Rural depopulation in Russia (revisited?)

Seablogger links to a BBC report, “Life ebbs away from Russian villages.” Its first paragraph reads:

Since the collapse of the Soviet Union, birthrates and male life expectancy have suffered sharp declines. The effects are particularly visible in rural areas, where populations have been dying off or moving to towns and cities.

I’m afraid the BBC correspondent is confusing himself and his readers. He’s mixing up the decline of the Russian countryside, which has its roots in Stalin’s collectivization, and the nationwide decline in births per capita, which is mostly an urban problem. To begin with, villages in Central Russia, the area the most negatively affected by Moscow’s economic policies, started to bleed manpower as early the 1960s, perhaps even in the 1950s, when ethnic Russian city-dwellers were still procreating at a healthy rate. Already in the 1970s, an influential group of Soviet writers called derevenschiki (“village-life writers”) — most of them deeply conservative, blood-and-soil minds, two or three remarkably talented — bemoaned the decay of the Russian countryside in their prose. (Or was it posthumous existence they pictured?)

In two words, the Russian peasantry as an ancient social group was weakened during and after the Civil War through food requisitions and repression, and destroyed during the 1930s through the Collectivization. Millions of peasants had to move to the cities — Moscow was rabidly industrializing the country; millions were sent to exile and the Gulag or got their nine grams of lead straight away; those who stayed, forced to join kolkhozes, became second-class citizens. They were no longer allowed to move or even freely travel to cities; they were paid in kind, not roubles; they were not entitled to old-age pensions. When Khruschev abolished these restrictions (introducing new ones), life became more tolerable for the peasant, but mass exodus was inevitable.
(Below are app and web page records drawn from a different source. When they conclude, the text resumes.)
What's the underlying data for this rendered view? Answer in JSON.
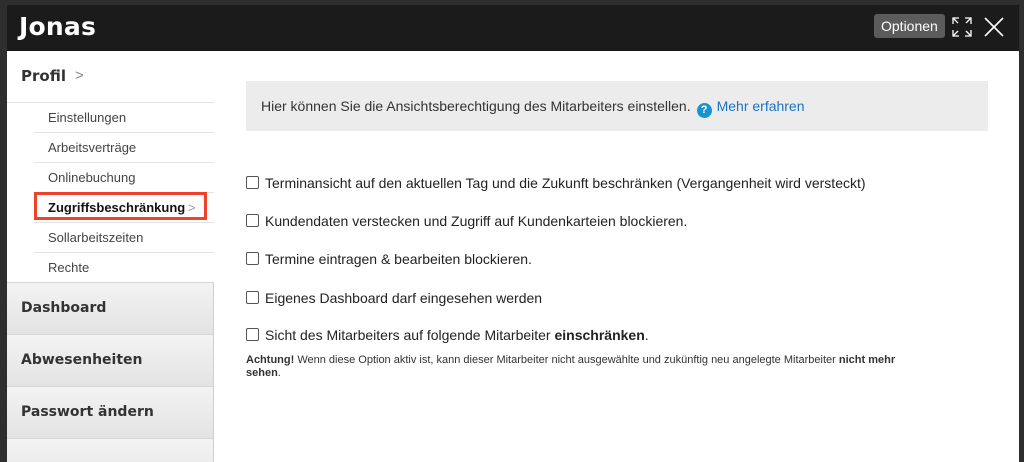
{
  "header": {
    "title": "Jonas",
    "options_label": "Optionen",
    "expand_icon": "expand-icon",
    "close_icon": "close-icon"
  },
  "sidebar": {
    "profil_label": "Profil",
    "profil_chevron": ">",
    "subitems": [
      {
        "label": "Einstellungen"
      },
      {
        "label": "Arbeitsverträge"
      },
      {
        "label": "Onlinebuchung"
      },
      {
        "label": "Zugriffsbeschränkung",
        "chevron": ">",
        "active": true
      },
      {
        "label": "Sollarbeitszeiten"
      },
      {
        "label": "Rechte"
      }
    ],
    "nav": [
      {
        "label": "Dashboard"
      },
      {
        "label": "Abwesenheiten"
      },
      {
        "label": "Passwort ändern"
      }
    ]
  },
  "main": {
    "info_text": "Hier können Sie die Ansichtsberechtigung des Mitarbeiters einstellen.",
    "help_glyph": "?",
    "more_link": "Mehr erfahren",
    "options": [
      {
        "label": "Terminansicht auf den aktuellen Tag und die Zukunft beschränken (Vergangenheit wird versteckt)",
        "checked": false
      },
      {
        "label": "Kundendaten verstecken und Zugriff auf Kundenkarteien blockieren.",
        "checked": false
      },
      {
        "label": "Termine eintragen & bearbeiten blockieren.",
        "checked": false
      },
      {
        "label": "Eigenes Dashboard darf eingesehen werden",
        "checked": false
      }
    ],
    "restrict_option": {
      "prefix": "Sicht des Mitarbeiters auf folgende Mitarbeiter ",
      "bold": "einschränken",
      "suffix": ".",
      "checked": false
    },
    "note": {
      "bold1": "Achtung!",
      "text": " Wenn diese Option aktiv ist, kann dieser Mitarbeiter nicht ausgewählte und zukünftig neu angelegte Mitarbeiter ",
      "bold2": "nicht mehr sehen",
      "suffix": "."
    }
  },
  "colors": {
    "titlebar": "#1b1b1b",
    "highlight": "#f0412a",
    "link": "#1a73c7",
    "help_icon": "#1793d1"
  }
}
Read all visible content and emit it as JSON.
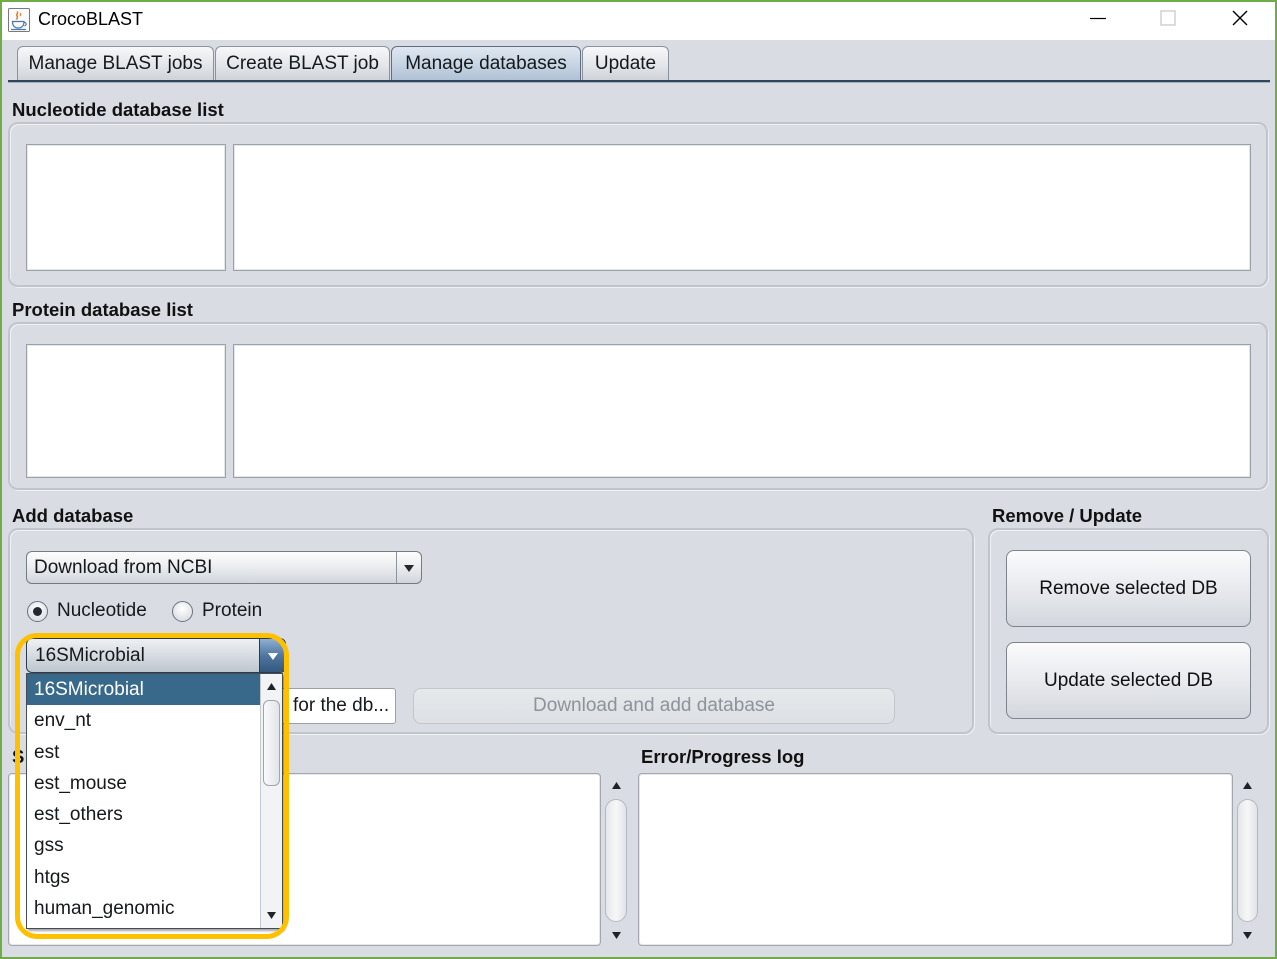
{
  "window": {
    "title": "CrocoBLAST",
    "icons": {
      "app": "java-cup-icon",
      "minimize": "minimize-icon",
      "maximize": "maximize-icon",
      "close": "close-icon"
    },
    "maximize_enabled": false
  },
  "tabs": [
    {
      "label": "Manage BLAST jobs",
      "selected": false
    },
    {
      "label": "Create BLAST job",
      "selected": false
    },
    {
      "label": "Manage databases",
      "selected": true
    },
    {
      "label": "Update",
      "selected": false
    }
  ],
  "nucleotide_databases": {
    "title": "Nucleotide database list"
  },
  "protein_databases": {
    "title": "Protein database list"
  },
  "add_database": {
    "title": "Add database",
    "source": {
      "selected": "Download from NCBI",
      "arrow_icon": "chevron-down-icon"
    },
    "molecule_type": [
      {
        "label": "Nucleotide",
        "checked": true
      },
      {
        "label": "Protein",
        "checked": false
      }
    ],
    "ncbi_database": {
      "selected": "16SMicrobial",
      "expanded": true,
      "options": [
        {
          "label": "16SMicrobial",
          "highlighted": true
        },
        {
          "label": "env_nt",
          "highlighted": false
        },
        {
          "label": "est",
          "highlighted": false
        },
        {
          "label": "est_mouse",
          "highlighted": false
        },
        {
          "label": "est_others",
          "highlighted": false
        },
        {
          "label": "gss",
          "highlighted": false
        },
        {
          "label": "htgs",
          "highlighted": false
        },
        {
          "label": "human_genomic",
          "highlighted": false
        }
      ]
    },
    "name_field": {
      "value": "for the db..."
    },
    "download_button": {
      "label": "Download and add database",
      "enabled": false
    }
  },
  "remove_update": {
    "title": "Remove / Update",
    "remove_button": {
      "label": "Remove selected DB",
      "enabled": true
    },
    "update_button": {
      "label": "Update selected DB",
      "enabled": true
    }
  },
  "status_log": {
    "title": "S"
  },
  "error_log": {
    "title": "Error/Progress log"
  },
  "colors": {
    "panel": "#d9dce2",
    "selection": "#39698a",
    "highlight_ring": "#FFC000",
    "frame": "#70AD47"
  }
}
Let us look at this from a resource allocation angle. Someone had to pay for Russia’s industrialization: to undertake massive investment, central planners had to cut consumption, and export as much as possible. Consumption could not be reduced uniformly for all groups; the peasantry, reduced to serfdom, was to subsist on the most meagre ration. After WWII, the communist empire required investment in the military-industrial complex as well as the economies of backward Central Asian republics and some of the European satellites. Again, the Russian peasantry had to tighten its belts. Later, Khruschev and Brezhnev turned their august sights to the agriculture’s sad predicament and attempted, in the best Soviet style, to remedy it by massive investment into huge farms and food processing plants. A classical waste of resources.

That’s how Stalin’s macroeconomic policies, the Soviet Union’s imperial overstretch and Moscow’s wise investment decisions helped bring down rural Russia. But capitalism, under certain conditions, has a tremendous power to reallocate resources so as to maximize the efficiency of their use. The author, one of whose leitmotifs is “capitalism destroyed Russia,” neglects to mention that capitalism brought about a reverse trend: well-off Muscovites buying and rebuilding houses in both close and remote villages.